In una intervista al settimanale Tempi, Massimo Gandolfini rilancia l'iniziativa dopo il Family Day dello scorso giugno per fermare il disegno di legge che vorrebbe riconoscere i "matrimoni" omosessuali.

Dopo il family day. Gandolfini: «Ora la petizione nazionale contro il ddl Cirinnà»
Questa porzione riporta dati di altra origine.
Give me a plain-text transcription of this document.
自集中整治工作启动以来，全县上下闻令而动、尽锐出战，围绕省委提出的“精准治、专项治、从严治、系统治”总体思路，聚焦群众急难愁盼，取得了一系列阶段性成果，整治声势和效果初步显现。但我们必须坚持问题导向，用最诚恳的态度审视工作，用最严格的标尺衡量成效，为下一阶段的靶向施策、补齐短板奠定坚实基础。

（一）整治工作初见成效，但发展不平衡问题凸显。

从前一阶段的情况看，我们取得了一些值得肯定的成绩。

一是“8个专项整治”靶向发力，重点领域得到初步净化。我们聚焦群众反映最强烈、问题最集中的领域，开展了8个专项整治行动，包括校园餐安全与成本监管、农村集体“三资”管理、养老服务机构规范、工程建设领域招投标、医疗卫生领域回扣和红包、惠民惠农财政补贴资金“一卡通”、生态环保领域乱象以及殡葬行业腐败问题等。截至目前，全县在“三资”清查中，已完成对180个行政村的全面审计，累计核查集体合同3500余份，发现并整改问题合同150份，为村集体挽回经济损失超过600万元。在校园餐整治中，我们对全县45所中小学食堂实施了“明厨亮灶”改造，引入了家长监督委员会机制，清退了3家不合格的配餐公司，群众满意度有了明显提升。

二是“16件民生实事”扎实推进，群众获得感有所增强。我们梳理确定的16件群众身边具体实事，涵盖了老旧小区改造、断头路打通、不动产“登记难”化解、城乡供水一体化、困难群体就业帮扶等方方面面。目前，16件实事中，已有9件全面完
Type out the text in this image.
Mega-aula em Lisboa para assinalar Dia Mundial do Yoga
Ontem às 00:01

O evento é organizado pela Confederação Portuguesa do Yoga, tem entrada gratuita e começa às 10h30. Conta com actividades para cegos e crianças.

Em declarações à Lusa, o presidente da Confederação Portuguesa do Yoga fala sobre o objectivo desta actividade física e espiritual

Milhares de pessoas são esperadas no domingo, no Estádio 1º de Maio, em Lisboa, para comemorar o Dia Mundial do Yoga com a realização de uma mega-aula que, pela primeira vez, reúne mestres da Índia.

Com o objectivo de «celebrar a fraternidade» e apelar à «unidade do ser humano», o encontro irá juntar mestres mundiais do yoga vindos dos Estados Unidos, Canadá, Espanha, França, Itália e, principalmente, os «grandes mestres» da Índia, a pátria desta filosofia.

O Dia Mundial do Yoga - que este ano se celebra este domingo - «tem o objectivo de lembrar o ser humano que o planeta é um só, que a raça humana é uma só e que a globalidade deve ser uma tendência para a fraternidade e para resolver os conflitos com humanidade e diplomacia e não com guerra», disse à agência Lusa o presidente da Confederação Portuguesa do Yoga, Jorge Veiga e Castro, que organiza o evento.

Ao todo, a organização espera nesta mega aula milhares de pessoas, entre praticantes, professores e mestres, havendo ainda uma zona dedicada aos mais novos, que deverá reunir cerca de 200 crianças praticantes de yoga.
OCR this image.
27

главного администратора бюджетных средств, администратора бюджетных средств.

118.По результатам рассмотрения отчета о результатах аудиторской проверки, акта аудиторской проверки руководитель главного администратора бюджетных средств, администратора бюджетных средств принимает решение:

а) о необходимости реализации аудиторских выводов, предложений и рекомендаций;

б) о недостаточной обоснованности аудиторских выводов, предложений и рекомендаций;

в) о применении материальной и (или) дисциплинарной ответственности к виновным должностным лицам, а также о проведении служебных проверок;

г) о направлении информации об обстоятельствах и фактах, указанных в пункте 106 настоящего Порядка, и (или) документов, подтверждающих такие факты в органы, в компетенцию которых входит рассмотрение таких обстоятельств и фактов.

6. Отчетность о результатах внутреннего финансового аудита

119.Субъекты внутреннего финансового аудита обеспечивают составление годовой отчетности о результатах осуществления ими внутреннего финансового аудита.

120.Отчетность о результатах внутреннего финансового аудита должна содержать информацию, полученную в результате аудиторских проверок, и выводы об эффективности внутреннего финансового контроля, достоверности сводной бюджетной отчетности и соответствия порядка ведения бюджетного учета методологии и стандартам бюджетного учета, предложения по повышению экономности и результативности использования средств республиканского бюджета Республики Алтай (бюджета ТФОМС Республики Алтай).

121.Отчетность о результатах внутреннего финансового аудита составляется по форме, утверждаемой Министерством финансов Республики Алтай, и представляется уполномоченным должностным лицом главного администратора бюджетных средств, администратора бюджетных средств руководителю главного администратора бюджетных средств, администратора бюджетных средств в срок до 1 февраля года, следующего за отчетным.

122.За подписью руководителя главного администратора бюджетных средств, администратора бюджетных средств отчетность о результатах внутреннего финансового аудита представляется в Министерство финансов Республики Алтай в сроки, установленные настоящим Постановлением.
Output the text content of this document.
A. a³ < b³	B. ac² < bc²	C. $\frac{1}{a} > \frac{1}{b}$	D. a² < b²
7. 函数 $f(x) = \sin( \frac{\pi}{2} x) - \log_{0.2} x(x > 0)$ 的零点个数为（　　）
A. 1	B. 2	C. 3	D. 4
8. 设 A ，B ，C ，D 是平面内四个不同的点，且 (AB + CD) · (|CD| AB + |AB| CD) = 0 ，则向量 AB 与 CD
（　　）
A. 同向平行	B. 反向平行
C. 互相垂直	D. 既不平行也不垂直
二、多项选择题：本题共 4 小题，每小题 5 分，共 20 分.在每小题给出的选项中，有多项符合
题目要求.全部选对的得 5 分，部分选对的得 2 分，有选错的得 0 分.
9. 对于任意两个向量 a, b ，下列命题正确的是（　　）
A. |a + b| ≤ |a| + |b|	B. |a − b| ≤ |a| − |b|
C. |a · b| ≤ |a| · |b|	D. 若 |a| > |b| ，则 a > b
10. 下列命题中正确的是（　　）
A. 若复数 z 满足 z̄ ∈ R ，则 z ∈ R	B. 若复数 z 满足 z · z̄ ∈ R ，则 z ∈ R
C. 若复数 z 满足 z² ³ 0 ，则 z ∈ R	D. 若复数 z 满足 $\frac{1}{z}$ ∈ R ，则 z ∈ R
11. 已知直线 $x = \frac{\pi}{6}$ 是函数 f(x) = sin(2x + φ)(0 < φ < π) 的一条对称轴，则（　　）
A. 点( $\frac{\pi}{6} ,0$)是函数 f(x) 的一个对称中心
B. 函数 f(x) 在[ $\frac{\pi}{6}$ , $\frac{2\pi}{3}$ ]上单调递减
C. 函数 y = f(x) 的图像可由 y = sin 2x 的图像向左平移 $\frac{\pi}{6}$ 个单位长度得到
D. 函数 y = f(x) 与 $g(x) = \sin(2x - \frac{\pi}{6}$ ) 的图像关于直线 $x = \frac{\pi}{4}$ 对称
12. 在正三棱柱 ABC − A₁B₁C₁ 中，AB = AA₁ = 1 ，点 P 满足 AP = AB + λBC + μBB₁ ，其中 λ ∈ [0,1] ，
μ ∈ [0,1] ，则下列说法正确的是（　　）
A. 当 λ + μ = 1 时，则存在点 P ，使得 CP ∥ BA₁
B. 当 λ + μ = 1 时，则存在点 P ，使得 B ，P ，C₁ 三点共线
intervista di Benedetta Frigerio al dott. Massimo Gandolfini
Tempi.it, 27 luglio 2015

Il comitato “Difendiamo i nostri figli”, che il 20 giungo scorso, a sole tre settimane dalla sua costituzione, ha portato in piazza San Giovanni a Roma un milione di persone per protestare contro il disegno di legge sulle unioni civili (ddl Cirinnà) e l’introduzione dell’ideologia gender nelle scuole, ha deciso di scendere nuovamente in campo per non lasciare che l’attenzione sul ddl cali. A illustrare a tempi.it i prossimi passi è il portavoce del comitato, Massimo Gandolfini.

 

Dottor Gandolfini, mercoledì 29 luglio comincerete a raccogliere le firme per una petizione nazionale. Di che si tratta?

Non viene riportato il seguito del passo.